À chaque étape de cette tournée, il y avait une vingtaine d’enfants, répartis en 3 groupes, les petits du premier cycle, les moyens du second cycle, et les grands du lycée. Le CLAC et les enseignants les avaient sensibilisés au travail qu’on allait leur demander. Chaque équipe choisissait un des contes entendus la veille, devait le retranscrire en français, et l’illustrer. C’était un travail de groupe. Les membres de chaque équipe choisissaient leur «secrétaire» pour qu’il rédige le texte qu’ils créeraient ensemble, et sélectionneraient, parmi toutes celles qu’ils allaient dessiner, la meilleure illustration pour le conte sur lequel ils avaient choisi de travailler. Les illustrations et textes créés à chacune des étapes de cette tournée ont été collectés. Ils seront publiés dans un livre que la Francophonie éditera, et dont les auteurs seront les enfants qui y ont travaillé. Ce livre sera distribué dans les quelques 200 CLAC du monde.

À la clôture de chaque session de la tournée en région, Guimba donnait un second spectacle de contes, en bamanan. L’histoire dite du Crapaud, celle de la petite fille qui refuse d’écouter les conseils de ses parents, a été, parmi d’autres, celle qui a instruit les enfants, tout en les amusant.
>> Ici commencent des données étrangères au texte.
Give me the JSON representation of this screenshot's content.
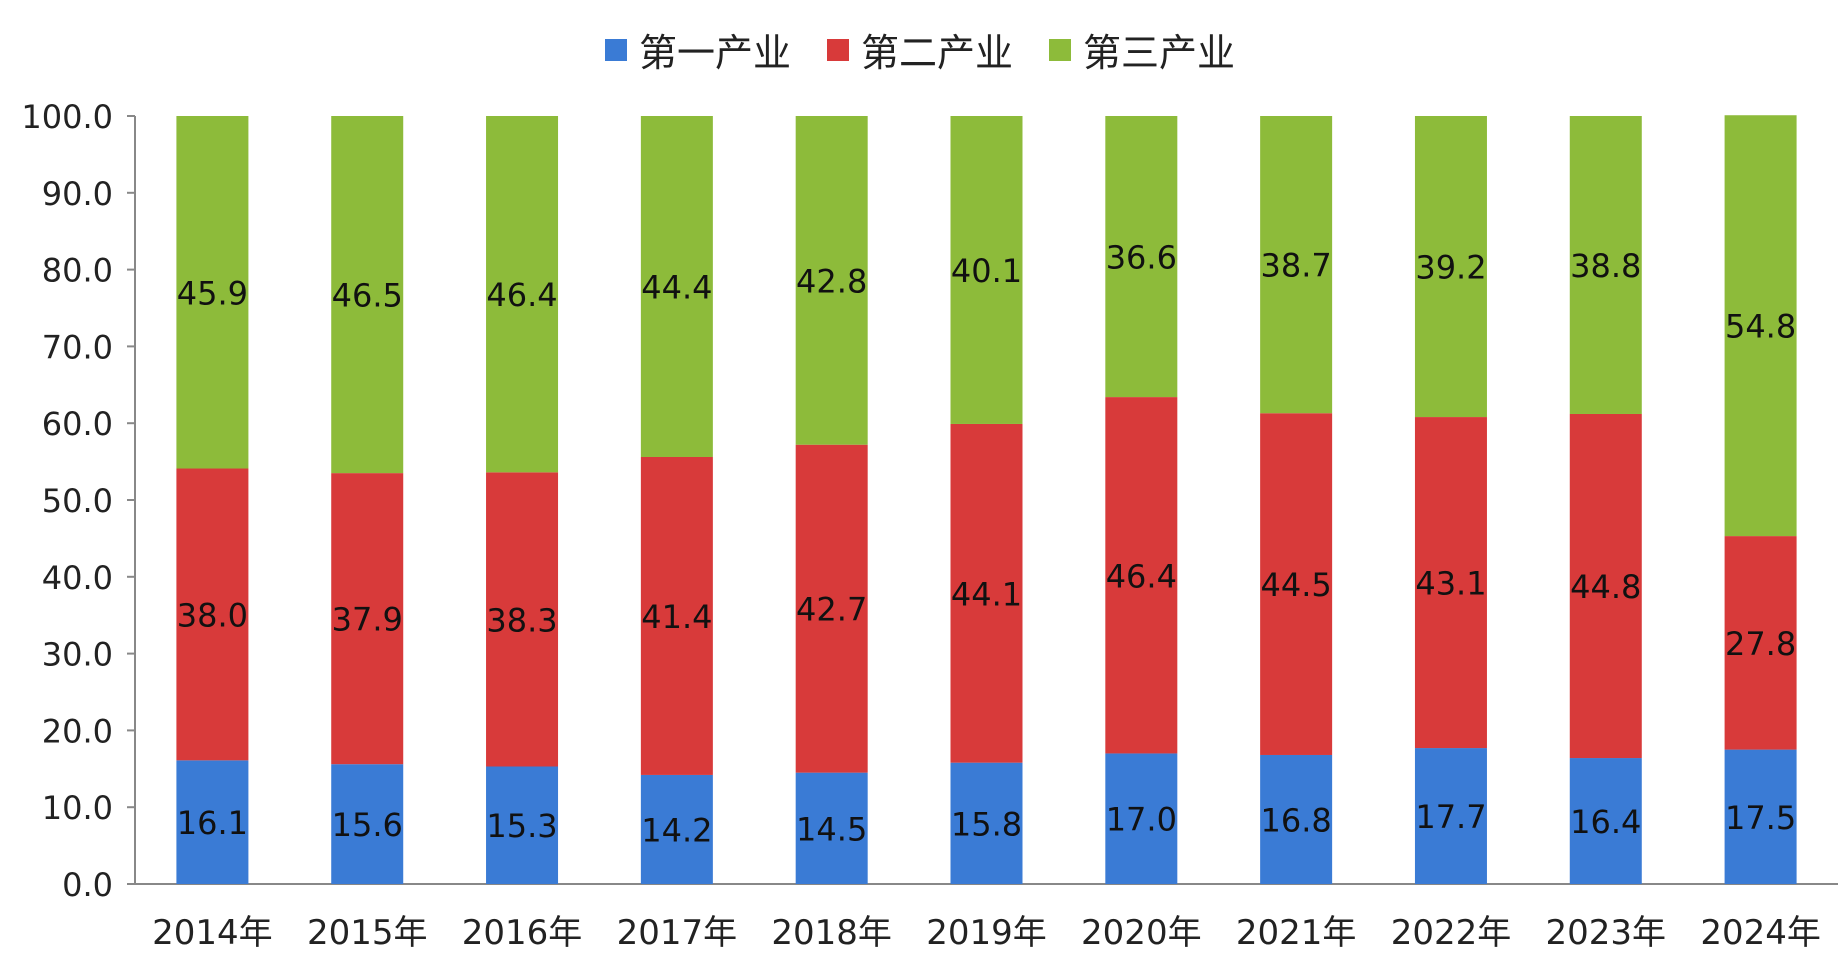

Mais avant qu’il ne monte sur scène, les jeunes présentaient leur propre travail au public. Chaque groupe avait désigné celui ou celle qui serait leur porte-parole. Emerveillé de voir la motivation et le courage des enfants, Guimba est convaincu que, de cette expérience, naîtront de grands écrivains, de grands talents, de belles personnes qui aimeront partager avec les autres ce qu’ils savent faire.

À la question «Qu’est-ce que travailler avec des enfants apprend à un comédien comme vous ?», Guimba répond qu’il n’a pas fini de grandir. Quand il veut travailler un texte, ou qu’il s’apprête à monter sur scène, il éprouve le besoin de se mettre pieds nus, de répandre du sable sur le sol de son bureau ou de sa loge, pour y puiser l’énergie, pour y retrouver la sensation qu’il avait, enfant, quand il marchait et jouait dans la cour de son père. Il a besoin de ça pour jouer au théâtre, car être comédien, c’est, à chaque fois, être capable de retrouver sa capacité d’enfant à jouer.

Donc, pour Habib Dembélé, travailler avec des enfants, c’était se retrouver dans un milieu qui lui parle beaucoup, car sa vie, c’est le théâtre, et le théâtre, c’est un jeu, et le jeu, c’est le monde de l’enfance. Travailler avec des enfants, c’était prendre un bain d’énergie dont chacun a besoin pour exister, c’était voir l’avenir, voir à travers eux de quoi demain sera fait, c’est-à-dire voir l’espoir, et quand on voit l’espoir, c’est que la vie est possible.

Habib Dembélé qui reconnaît avoir eu la chance de jouer dans tous les pays du monde regrettait d’avoir eu la malchance de ne pas avoir fait le tour du Mali depuis longtemps. Cette tournée lui a procuré le bonheur de replonger dans les profondeurs de son pays. Passer une douzaine de jours auprès de modestes petits villageois, leur donner le goût de l’apprentissage, l’envie de retranscrire les contes qu’ils avaient entendus, de créer, d’illustrer, et de vouloir savoir, a été magnifique pour lui. Ce projet «De la parole à l’écrit», qui a été initié au Mali, doit poursuivre sa route dans d’autres pays.

Guimba souhaite que des CLAC soient créés dans tous les villages du Mali, toutes les villes, à San, sa ville natale, et bien sûr à Bamako. Et maintenant que, grâce à Fatogoma Diakité et les CLAC, la Francophonie a ouvert la voie, Habib Dembélé attend que l’Etat fasse enfin sa part des choses, et élève les enfants au niveau de créativité qu’ils portent en eux.